On February 10, 2017, U.S. Department of Energy (DOE) rules take effect that regulate the efficiency of metal halide lamp ballasts sold as part of new luminaires.
These rules update existing energy efficiency standards created by the Energy Independence and Security Act of 2007. The previous rules virtually eliminated probe-start lamps and ballasts from new medium-wattage (150-500W) luminaires, a segment of the market representing the majority of metal halide shipments.
The new rules establish minimum ballast efficiency standards for luminaires based on ballast type, location (indoor or outdoor) and rated lamp wattage (50-100, 101-149, 150-250, 251-500, 501-1000). DOE essentially modified standards for the medium-wattage segment while establishing new standards for the low-wattage (50-149W) and high-wattage (501-1000W) segments of the market.
Two of the existing exemptions remain in effect. These include 480V electronic ballasts and regulated-lag ballasts limited to applications such as heavy industrial, security and street and tunnel lighting. However, metal halide luminaires rated only for 150W lamps, rated for use in wet locations, and containing a ballast rated at ambient air temperatures higher than 50°C are no longer exempted.
Otherwise, the rules do not cover 1001-2000W lamp ballasts. They also do not cover replacement ballasts sold to maintain luminaires already installed.

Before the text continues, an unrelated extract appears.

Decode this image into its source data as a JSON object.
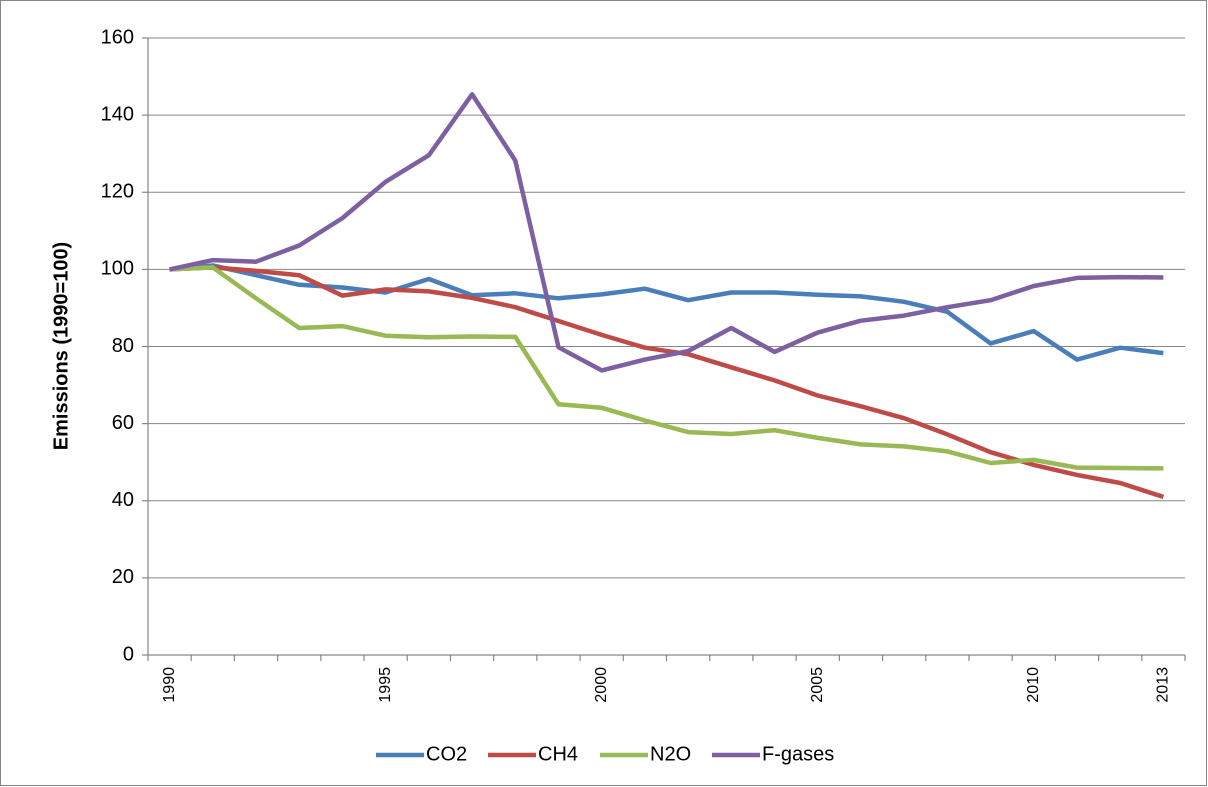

For the past three years, manufacturers have evaluated their products on a case-by-case basis and continued, redesigned or discontinued them. Given metal halide is a declining technology under strong direct competition by solid-state lighting, a significant number of products may have been discontinued. In other cases, luminaires may have been redesigned for a different ballast and then retested. The result may be gaps in availability and an aftermarket mixing designs and redesigns. Check with the luminaire manufacturer about availability.
Compliant ballast options include pulse-start magnetic and electronic. Pulse-start magnetic ballasts provide the benefits of higher efficiency, superior lumen maintenance and greater color stability than probe-start ballasts. Electronic ballasts operate at an even higher efficiency, resulting in about 10 percent energy savings compared to magnetic ballasts. They may also improve lumen maintenance, extend lamp life and offer other features such as dimming. However, their higher cost and lower degree of ruggedness compared to magnetic ballasts have limited market penetration. The ballast may be high-frequency or low-frequency square wave. As high-frequency electronic metal halide ballasts are not compatible with all metal halide lamps, the lamp and ballast must be properly matched to avoid issues.
When it released the rule in 2014, DOE estimated energy savings would recoup the cost premium in 4.5 to nearly 20 years, depending on the luminaire and other factors. An exception was 1000W lamp ballasts with an estimated payback of less than a year.